Lucas Reis é graduando em Cinema e Audiovisual pela Universidade Federal Fluminense (UFF) e, desde o início de sua trajetória acadêmica, pensa inter-relações entre cinema e quadrinhos, especialmente na área de educação. Atualmente produz críticas cinematográficas para as revistas Janela e Ganga Bruta.

Por Lucas Reis

Durante a década de 1960, houve a ascensão dos quadrinhos underground nos Estados Unidos. Em uma época de florescimento da contracultura, a política e a arte do país sofreram abalos, e produções que antes eram relegadas a um pequeno público passaram a ter mais visibilidade. O movimento hippie - que questionava ações militares dos Estados Unidos e defendia um modo de vida mais próximo da natureza e distante do padrão burguês - crescia, especialmente entre os jovens. Um festival como Woodstock conduzia uma multidão para shows de rock e um consumo desenfreado de drogas e filmes, como Bonnie e Clyde - Uma Rajada de Balas (Arthur Penn, 1967), que narra o romance de um casal de criminosos durante a Grande Depressão, e Sem Destino (Dennis Hopper, 1969), sobre dois traficantes que cortavam as estradas do país em suas motocicletas, faziam um enorme sucesso de público que se identificavam mais com aqueles personagens do que em filmes já datados, como A Noviça Rebelde (Robert Wise, 1965) ou Alfie (Lewis Gilbert, 1966), mas que ainda concorriam nas grandes premiações do cinema como o Oscar e o Globo de Ouro.

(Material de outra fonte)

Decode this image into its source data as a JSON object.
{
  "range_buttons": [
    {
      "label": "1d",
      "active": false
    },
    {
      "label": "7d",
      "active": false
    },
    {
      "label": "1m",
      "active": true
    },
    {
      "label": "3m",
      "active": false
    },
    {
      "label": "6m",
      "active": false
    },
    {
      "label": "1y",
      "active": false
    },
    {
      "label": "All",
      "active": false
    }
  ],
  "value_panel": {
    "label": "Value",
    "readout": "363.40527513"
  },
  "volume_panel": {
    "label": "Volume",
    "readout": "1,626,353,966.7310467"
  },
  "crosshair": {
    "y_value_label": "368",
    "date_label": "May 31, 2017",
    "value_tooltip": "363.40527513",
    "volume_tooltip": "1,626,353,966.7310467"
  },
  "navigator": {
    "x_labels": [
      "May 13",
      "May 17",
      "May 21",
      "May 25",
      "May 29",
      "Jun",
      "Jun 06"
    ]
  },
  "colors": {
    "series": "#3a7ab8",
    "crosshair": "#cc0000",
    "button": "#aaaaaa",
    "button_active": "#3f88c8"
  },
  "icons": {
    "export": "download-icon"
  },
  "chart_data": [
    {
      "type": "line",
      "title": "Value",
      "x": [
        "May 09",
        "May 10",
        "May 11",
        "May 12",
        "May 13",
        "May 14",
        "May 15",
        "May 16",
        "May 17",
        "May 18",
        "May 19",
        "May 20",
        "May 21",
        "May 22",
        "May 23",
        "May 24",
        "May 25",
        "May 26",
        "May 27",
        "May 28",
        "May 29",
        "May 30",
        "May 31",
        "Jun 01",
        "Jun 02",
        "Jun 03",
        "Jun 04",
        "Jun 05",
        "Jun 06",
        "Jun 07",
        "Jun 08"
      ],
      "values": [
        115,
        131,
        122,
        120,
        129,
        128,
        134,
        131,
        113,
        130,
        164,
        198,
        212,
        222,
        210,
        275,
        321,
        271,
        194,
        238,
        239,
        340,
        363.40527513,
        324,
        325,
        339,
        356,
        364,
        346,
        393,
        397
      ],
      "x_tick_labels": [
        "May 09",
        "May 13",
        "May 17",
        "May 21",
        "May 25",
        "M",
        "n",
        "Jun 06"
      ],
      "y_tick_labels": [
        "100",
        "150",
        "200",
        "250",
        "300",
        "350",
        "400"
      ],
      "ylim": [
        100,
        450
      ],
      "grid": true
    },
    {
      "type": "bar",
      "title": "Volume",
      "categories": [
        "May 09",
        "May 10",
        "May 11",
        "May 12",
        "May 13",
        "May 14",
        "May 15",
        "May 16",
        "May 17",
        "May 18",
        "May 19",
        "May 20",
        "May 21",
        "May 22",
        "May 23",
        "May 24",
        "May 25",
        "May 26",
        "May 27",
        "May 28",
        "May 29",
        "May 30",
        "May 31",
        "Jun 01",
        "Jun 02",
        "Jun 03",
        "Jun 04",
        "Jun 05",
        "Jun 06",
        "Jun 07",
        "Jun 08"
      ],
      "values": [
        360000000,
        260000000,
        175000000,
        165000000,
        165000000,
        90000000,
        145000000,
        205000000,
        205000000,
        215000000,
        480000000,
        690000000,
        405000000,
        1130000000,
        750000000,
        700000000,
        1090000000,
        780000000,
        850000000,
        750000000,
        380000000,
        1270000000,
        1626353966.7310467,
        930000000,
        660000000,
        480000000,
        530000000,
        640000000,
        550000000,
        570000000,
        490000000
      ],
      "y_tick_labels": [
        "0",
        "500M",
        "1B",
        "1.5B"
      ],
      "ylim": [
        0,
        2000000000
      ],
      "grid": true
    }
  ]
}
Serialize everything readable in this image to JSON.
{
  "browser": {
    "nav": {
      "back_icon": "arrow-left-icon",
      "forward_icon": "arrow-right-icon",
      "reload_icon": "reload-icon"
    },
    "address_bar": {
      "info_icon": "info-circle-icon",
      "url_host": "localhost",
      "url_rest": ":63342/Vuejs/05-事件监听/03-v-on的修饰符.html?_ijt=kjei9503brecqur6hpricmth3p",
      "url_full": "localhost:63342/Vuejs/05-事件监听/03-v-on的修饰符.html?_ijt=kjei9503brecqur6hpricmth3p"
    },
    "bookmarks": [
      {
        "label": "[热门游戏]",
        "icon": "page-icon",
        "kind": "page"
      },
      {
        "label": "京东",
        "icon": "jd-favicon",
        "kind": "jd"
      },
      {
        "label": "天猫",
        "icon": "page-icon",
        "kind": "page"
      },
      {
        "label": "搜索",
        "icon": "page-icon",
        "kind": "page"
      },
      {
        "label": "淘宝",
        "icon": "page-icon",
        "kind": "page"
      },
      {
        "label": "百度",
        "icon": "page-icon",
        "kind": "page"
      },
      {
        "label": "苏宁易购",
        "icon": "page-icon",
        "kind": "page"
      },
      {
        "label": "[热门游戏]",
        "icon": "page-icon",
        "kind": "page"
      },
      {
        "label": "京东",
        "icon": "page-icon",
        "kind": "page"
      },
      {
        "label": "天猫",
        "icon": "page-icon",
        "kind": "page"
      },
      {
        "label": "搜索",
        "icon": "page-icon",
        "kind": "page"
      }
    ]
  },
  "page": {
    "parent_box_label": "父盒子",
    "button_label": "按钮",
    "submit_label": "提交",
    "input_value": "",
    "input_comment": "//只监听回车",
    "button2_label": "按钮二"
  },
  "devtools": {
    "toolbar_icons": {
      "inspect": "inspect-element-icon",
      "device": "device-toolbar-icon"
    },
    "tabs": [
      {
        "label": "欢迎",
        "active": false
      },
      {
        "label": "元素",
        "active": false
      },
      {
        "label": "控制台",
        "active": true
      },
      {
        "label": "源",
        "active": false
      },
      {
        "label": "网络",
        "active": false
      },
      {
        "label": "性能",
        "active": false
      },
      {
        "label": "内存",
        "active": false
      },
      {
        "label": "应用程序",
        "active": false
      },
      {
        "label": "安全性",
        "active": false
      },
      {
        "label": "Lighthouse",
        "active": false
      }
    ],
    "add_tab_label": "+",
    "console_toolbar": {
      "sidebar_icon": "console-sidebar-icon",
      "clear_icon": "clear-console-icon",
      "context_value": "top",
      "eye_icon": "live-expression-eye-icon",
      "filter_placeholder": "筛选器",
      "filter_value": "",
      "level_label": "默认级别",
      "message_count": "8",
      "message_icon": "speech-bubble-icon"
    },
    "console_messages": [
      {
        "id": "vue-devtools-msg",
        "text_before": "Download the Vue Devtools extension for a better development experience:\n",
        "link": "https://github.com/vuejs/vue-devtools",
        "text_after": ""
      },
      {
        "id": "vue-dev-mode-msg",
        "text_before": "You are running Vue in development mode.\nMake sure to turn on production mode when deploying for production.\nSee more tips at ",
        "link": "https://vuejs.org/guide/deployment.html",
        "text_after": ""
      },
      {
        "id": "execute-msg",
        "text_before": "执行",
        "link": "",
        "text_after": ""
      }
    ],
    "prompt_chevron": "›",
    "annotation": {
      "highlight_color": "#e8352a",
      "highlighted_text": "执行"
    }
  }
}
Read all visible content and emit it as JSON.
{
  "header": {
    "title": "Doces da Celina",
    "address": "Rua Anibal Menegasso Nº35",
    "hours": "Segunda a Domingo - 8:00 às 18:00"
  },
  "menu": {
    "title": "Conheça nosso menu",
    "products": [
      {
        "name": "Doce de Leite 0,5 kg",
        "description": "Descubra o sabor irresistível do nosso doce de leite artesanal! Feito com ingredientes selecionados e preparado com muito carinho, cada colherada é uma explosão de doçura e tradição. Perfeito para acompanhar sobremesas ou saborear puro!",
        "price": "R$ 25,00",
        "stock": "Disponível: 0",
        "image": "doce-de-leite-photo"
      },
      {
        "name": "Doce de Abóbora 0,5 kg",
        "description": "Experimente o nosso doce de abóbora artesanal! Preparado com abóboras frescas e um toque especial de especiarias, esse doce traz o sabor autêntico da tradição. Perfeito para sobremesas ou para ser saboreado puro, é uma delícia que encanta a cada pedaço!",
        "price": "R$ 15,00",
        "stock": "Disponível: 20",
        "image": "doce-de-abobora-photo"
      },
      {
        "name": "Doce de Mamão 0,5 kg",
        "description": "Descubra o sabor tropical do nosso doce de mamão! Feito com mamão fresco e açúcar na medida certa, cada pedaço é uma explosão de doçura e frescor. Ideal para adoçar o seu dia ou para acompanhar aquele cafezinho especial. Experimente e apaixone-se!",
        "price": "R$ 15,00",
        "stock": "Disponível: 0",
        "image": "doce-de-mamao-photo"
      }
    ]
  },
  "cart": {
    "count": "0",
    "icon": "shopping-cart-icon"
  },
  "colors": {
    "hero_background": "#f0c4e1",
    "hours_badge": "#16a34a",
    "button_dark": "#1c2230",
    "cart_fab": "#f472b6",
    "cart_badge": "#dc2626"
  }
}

Sem Destino: dispensa apresentações

As mudanças agudas no consumo dos produtos culturais nos Estados Unidos também impactou as histórias em quadrinhos. Em uma década que os valores dominantes foram intensamente questionados, autores como Robert Crumb, Gilbert Shelton e Harvey Pekar foram importantes para disseminar narrativas distantes do mundo de fantasia dos super-heróis que tomavam conta dos quadrinhos mainstream. Muitos leitores se interessavam menos por quadrinhos fantasiosos de vigilantes mascarados e mais por histórias marcadas pela rebeldia e por subverter a lógica das narrativas tradicionais e dos aparelhos estatais, especialmente o american way of life, que passava a ser questionado por grupos que não se encantavam por um padrão de vida ditado pelo governo. Até então se vendia a ideia de que, com trabalho árduo e determinação, qualquer pessoa, independente do seu passado, teria condições de uma vida confortável no futuro. 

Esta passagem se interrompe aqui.